The third round of shots lands on the table. They raise them.

“To thoughtlessness,” Elisa says, and tosses hers back.

“To thoughtlessness,” Billy answers, and he does the same.

“You want to know the worst thing I ever did?” she says, wiping her mouth with the back of her hand.

“Sure.”

“Don’t give me that sure. Either you want to know or you don’t. I’ll tell you if you want to know. But you have to understand that this isn’t some hipster game for me.”

“Okay,” Billy says. “I get it. I want to know.”

Elisa regards him suspiciously.

Billy puts on his most earnest face despite a sinking certainty that it actually makes him look totally goofy and insincere. “You can trust me,” he says.
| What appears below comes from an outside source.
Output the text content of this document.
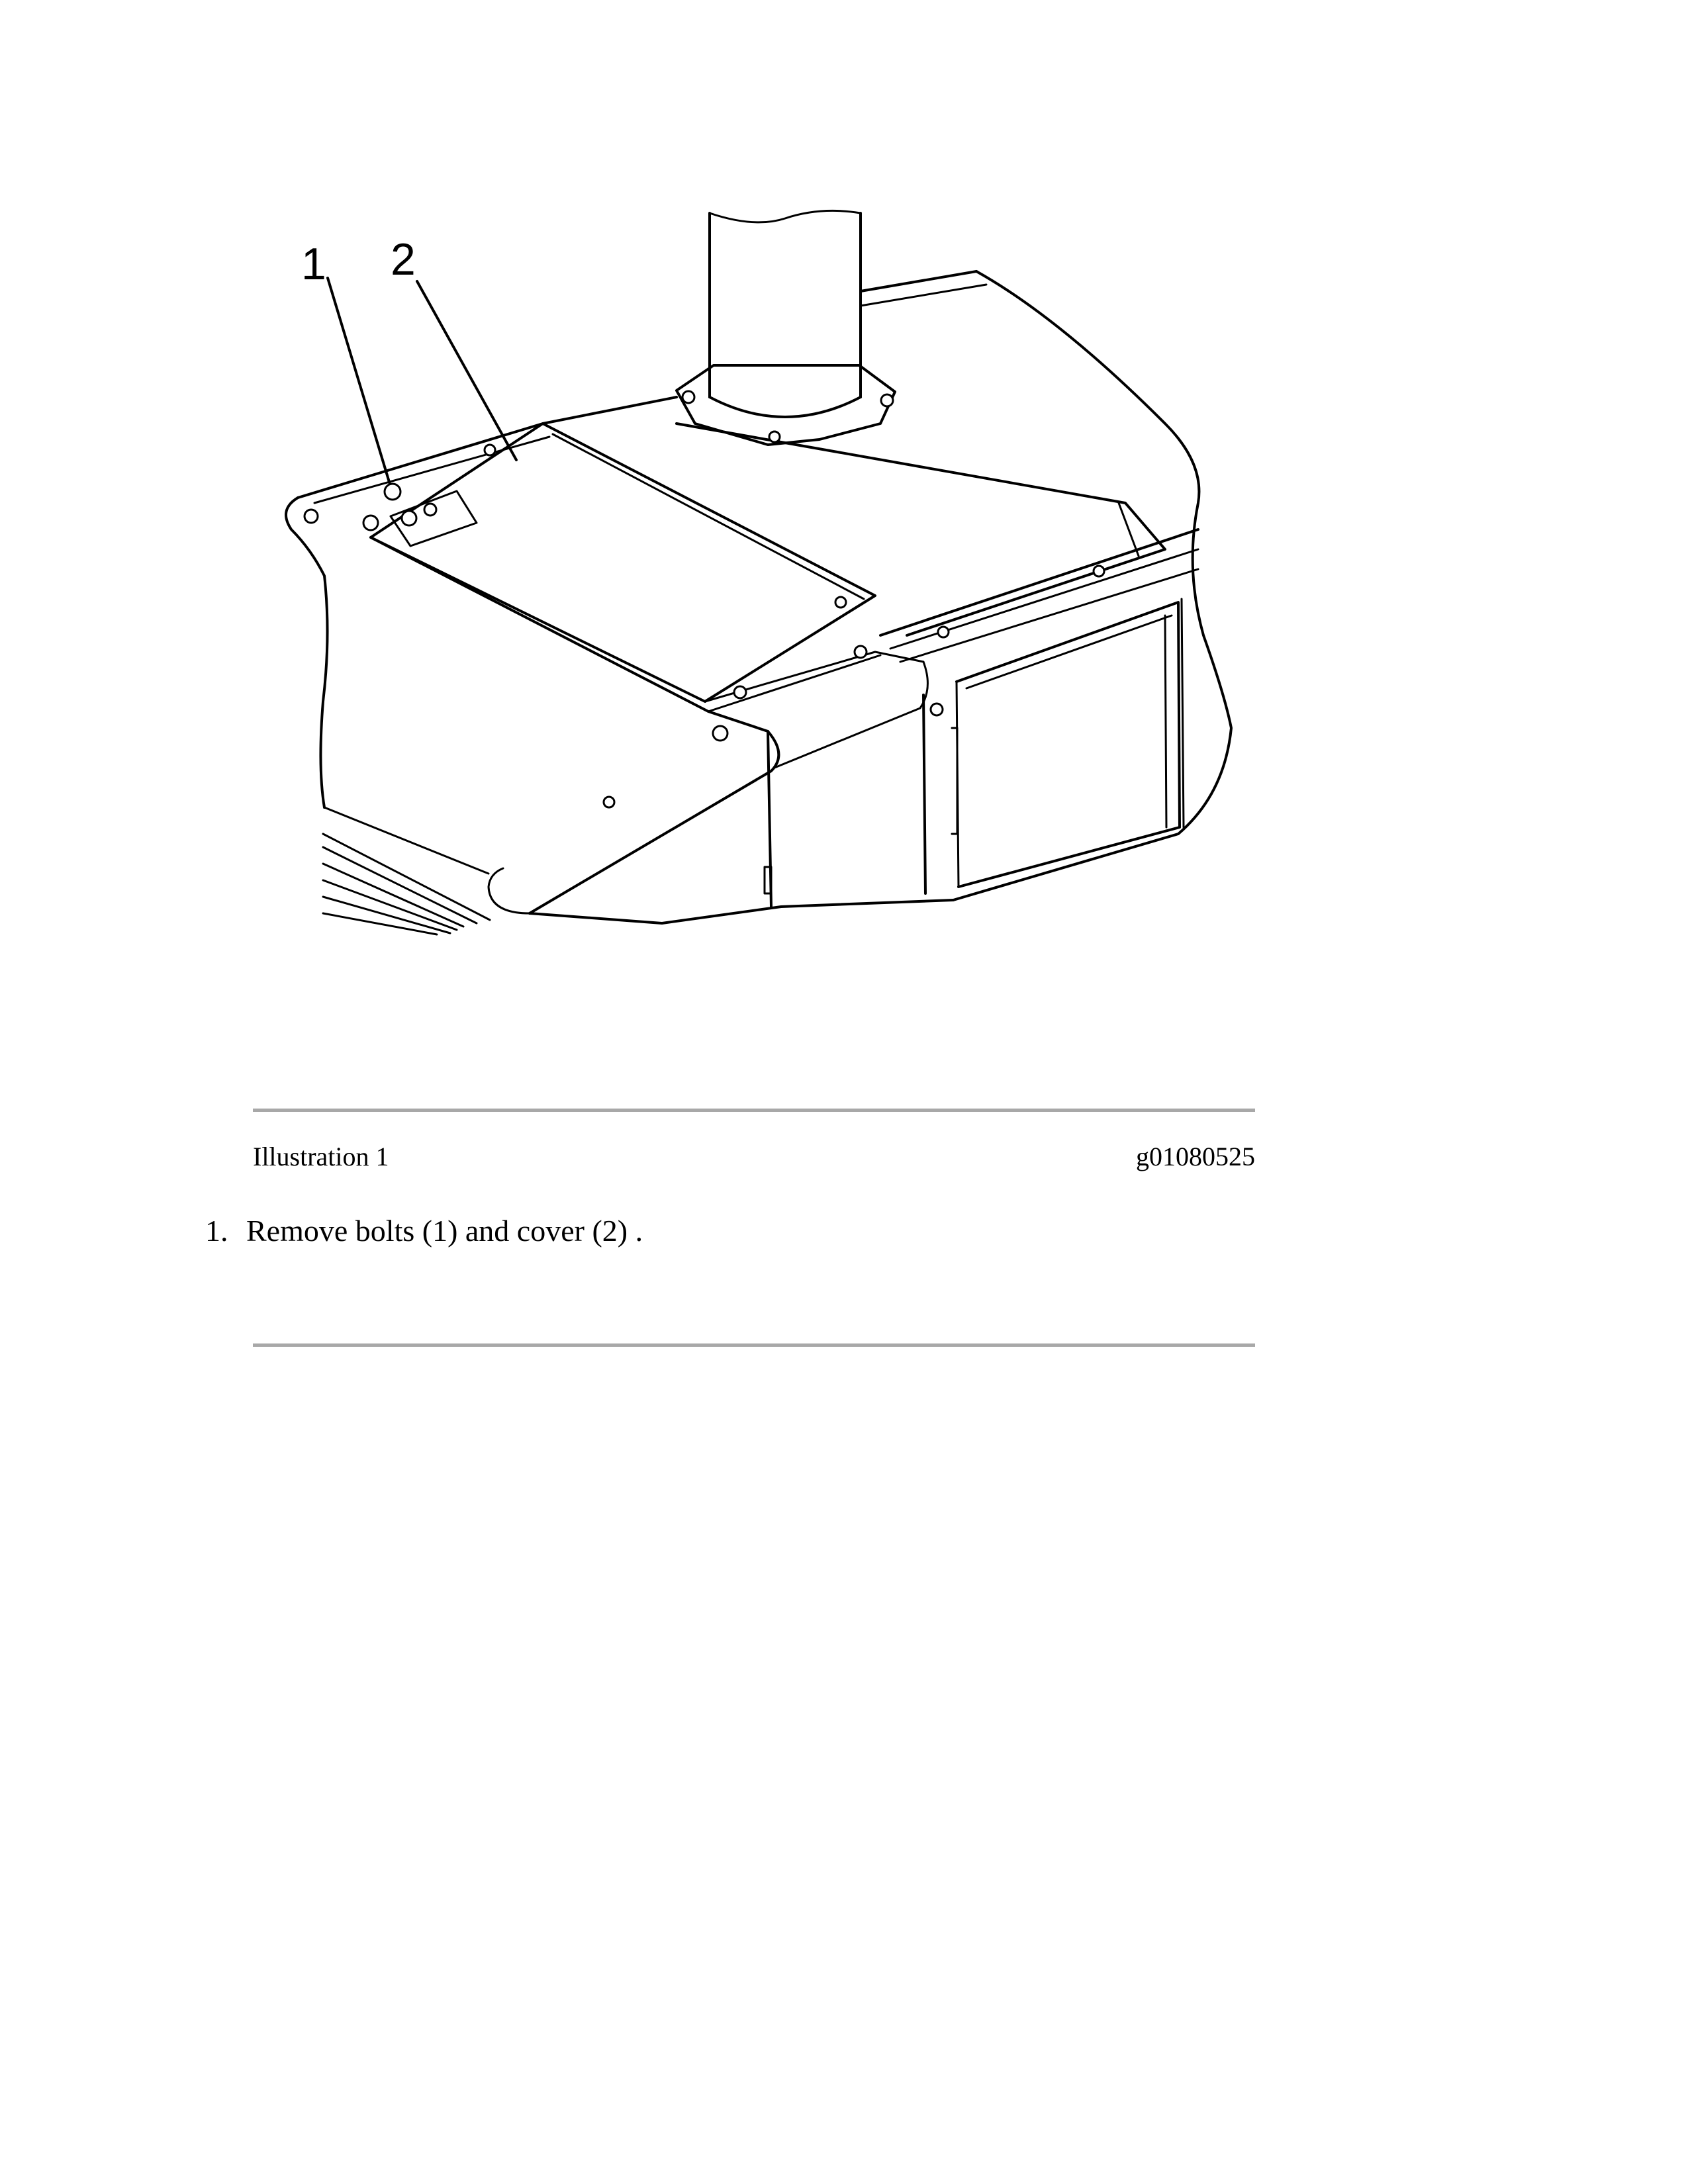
1 2
Illustration 1	g01080525
1. Remove bolts (1) and cover (2) .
“No, I can’t. But I’m going to tell you anyway, as a gesture of my good faith.”

“Okay,” Billy says.

“I killed a man,” Elisa says.

“What?”

“I killed a man,” she says again. “It was an accident.” She takes a deep breath. “I killed a man,” she repeats, like it’s something she has to say to herself regularly, “and I was never caught.”

Billy scans her face for some sign that she’s making a joke, or just fronting like a badass. But she’s wearing that same implacable calm. Wow, he thinks.

“What were—what were the circumstances?”

Elisa looks away sharply, glancing down at her watch, a heavy beveled thing that looks like you could crack open a nut with it. “It’s ten past six,” she says.

“Yeah, so?”

“So we should get back over there.”

“What? You’re gonna just—leave me hanging? You can’t do that.”

She gives him a look, one which adequately communicates Don’t think you can start telling me what I can and can’t do. “I’ll tell you what,” she says. “I’ll tell you the circumstances the next time we meet.”

“Oh,” Billy says. He grins. “You think there’s going to be a second time?”

“No,” Elisa says. “But one should always plan for the unexpected.”

A lesser species of disappointment emerges within him, but he says, “I accept these terms.”